When the Senate released its so-called "Torture Report" in December 2014 the world would learn that, for years, the CIA had used unimaginably brutal methods to interrogate its prisoners - often without yielding any useful or truthful information. The agency had long and adamantly defended its use of torture, staunchly arguing that it was not only just but necessary for the country's safety. And even amid the revelations of the report, questions abound about whether torture can be considered a justifiable tool of national security.
Is interrogational torture an effective method of extracting information? How good does the information extracted need to be for the torture to be considered successful? How often or how vigorously must torture be used to achieve valuable information? It may be the case that interrogational torture can never be justified under any circumstances, but, according to John Schiemann, if it is to be justified at all, it must be effective. According to more than one national poll, most Americans do believe that torture can work, and that it can be justified under certain circumstances. But if the information that torturers extract is bad, then the method amounts to nothing more than pure sadism. So, how can we solve the dilemma over whether to torture or not to torture?

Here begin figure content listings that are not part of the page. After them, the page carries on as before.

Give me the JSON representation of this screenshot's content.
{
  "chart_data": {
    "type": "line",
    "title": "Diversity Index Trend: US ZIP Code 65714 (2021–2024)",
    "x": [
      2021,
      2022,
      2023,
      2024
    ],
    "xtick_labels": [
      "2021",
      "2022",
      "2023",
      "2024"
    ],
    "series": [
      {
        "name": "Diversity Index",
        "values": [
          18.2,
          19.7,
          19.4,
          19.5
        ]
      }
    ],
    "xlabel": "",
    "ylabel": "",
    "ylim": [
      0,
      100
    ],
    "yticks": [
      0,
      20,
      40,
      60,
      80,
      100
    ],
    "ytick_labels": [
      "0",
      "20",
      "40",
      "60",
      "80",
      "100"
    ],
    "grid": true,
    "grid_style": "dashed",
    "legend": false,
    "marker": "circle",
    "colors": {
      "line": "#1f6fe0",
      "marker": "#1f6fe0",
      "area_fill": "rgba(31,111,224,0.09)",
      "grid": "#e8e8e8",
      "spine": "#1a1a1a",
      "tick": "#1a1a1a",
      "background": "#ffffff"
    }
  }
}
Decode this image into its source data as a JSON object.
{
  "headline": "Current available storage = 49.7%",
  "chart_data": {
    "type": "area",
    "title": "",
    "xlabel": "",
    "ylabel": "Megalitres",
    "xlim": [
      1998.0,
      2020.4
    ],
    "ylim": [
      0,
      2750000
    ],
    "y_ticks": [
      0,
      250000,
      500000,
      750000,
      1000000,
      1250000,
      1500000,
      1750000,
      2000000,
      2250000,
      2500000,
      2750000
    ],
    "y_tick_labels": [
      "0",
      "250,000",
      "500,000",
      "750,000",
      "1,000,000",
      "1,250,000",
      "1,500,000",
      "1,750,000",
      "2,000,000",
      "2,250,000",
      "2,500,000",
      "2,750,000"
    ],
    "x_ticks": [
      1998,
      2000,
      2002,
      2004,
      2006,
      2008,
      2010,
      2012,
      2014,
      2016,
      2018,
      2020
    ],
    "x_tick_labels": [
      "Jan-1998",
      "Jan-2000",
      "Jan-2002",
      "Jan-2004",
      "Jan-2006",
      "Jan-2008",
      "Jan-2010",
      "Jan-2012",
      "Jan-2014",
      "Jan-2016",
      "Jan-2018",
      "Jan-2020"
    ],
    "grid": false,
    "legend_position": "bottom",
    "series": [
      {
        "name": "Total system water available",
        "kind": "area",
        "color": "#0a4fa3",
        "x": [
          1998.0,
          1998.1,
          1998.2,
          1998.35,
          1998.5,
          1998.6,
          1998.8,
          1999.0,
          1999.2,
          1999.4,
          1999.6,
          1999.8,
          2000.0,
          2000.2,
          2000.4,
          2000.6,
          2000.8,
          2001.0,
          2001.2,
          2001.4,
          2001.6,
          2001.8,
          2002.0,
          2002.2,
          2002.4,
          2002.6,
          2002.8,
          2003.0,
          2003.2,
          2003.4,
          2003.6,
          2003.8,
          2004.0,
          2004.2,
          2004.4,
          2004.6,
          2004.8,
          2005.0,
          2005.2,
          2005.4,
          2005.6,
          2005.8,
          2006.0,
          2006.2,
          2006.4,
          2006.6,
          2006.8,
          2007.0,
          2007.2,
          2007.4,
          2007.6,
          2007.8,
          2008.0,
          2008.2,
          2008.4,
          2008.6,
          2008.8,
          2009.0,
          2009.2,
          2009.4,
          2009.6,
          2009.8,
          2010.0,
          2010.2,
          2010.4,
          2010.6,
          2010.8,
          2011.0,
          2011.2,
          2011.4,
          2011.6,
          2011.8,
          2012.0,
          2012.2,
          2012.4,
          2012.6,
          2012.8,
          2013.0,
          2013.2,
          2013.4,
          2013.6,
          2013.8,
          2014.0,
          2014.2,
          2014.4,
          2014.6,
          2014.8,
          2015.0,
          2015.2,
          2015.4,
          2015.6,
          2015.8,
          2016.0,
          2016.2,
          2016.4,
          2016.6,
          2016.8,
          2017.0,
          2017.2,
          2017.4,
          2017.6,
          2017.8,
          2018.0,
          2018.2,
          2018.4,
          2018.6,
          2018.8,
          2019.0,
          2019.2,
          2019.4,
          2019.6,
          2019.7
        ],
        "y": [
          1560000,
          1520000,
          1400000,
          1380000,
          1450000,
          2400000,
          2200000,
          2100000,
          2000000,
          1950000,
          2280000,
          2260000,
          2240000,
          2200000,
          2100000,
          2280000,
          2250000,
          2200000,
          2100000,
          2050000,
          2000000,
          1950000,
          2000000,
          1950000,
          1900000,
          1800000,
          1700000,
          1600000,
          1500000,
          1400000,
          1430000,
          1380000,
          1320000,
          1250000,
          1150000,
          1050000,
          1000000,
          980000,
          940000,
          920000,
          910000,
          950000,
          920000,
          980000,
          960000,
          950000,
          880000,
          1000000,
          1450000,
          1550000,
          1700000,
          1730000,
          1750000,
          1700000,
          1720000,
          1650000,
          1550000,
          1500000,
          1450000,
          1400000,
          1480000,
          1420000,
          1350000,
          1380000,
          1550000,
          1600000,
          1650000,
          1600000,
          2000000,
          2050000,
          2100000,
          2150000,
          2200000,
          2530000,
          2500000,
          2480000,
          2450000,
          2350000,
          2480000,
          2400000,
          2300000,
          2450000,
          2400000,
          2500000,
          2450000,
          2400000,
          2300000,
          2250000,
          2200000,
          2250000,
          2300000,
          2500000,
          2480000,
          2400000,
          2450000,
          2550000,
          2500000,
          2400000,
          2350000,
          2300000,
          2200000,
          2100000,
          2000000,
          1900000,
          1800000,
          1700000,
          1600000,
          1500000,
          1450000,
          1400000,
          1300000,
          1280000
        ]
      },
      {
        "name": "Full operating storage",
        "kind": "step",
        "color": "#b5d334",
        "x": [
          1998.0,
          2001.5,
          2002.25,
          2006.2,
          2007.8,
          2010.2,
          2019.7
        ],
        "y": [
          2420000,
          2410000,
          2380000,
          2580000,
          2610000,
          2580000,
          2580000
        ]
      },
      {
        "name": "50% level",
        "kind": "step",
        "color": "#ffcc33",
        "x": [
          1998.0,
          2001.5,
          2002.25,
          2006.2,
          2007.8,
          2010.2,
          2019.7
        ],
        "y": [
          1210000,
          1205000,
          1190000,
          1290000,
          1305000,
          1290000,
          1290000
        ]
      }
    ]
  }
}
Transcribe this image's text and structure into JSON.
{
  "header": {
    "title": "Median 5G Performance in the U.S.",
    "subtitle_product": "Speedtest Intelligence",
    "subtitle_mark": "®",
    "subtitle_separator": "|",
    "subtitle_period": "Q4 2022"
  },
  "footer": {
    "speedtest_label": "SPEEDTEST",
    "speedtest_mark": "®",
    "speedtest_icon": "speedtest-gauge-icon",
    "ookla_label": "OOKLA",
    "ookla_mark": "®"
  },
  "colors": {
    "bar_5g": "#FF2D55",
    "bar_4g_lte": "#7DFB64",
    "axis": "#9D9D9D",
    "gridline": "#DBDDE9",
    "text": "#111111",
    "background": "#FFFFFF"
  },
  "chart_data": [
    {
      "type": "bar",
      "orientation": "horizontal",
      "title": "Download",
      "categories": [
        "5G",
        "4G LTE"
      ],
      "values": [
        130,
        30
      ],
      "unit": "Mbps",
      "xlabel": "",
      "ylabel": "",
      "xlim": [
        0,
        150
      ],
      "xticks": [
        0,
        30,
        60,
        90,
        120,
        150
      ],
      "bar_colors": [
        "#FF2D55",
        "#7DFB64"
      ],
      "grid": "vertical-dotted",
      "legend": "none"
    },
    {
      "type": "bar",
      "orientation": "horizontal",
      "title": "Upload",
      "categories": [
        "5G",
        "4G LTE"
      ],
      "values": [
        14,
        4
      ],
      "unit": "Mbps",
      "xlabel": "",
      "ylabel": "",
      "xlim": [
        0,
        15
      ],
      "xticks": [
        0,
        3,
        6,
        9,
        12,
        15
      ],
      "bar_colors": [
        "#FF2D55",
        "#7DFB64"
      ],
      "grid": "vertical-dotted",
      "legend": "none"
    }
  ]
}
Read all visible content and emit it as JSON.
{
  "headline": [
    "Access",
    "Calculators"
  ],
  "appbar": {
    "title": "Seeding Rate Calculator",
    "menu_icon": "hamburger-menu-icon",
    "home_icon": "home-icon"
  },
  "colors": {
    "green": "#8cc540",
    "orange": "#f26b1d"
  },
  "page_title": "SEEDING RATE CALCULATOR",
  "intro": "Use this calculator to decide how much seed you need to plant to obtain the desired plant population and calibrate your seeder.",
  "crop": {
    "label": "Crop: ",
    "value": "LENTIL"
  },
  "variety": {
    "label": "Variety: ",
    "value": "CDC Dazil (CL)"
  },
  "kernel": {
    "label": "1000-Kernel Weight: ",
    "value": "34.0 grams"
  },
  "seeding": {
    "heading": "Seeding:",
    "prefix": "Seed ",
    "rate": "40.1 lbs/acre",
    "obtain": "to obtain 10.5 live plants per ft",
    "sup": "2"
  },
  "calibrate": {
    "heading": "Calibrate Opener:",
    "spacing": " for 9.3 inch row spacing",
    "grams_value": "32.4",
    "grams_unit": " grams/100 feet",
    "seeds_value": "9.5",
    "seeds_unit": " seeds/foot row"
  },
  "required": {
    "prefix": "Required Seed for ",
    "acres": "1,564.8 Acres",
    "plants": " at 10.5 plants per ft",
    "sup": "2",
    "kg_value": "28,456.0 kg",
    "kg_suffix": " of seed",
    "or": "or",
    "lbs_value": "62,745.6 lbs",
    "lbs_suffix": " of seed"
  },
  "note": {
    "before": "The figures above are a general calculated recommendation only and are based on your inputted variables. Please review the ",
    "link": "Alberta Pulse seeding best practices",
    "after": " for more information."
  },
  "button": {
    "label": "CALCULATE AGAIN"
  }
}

In this book, John Schiemann takes a truly unique approach to the question of torture: game theory. Thinking of torture as a "game" played between an interrogator and a detainee, the book walks the reader through the logic of interrogational torture, comparing the outcomes to the claims made by torture proponents. The book draws on a wide variety of sources ranging from records of the Inquisition to secret CIA memos to trace this logic, illustrating each outcome of the model with a narrative from the real world of interrogational torture. Does Torture Work? is an absorbing and provocative take on one of the most discussed human rights and security dilemmas of our time.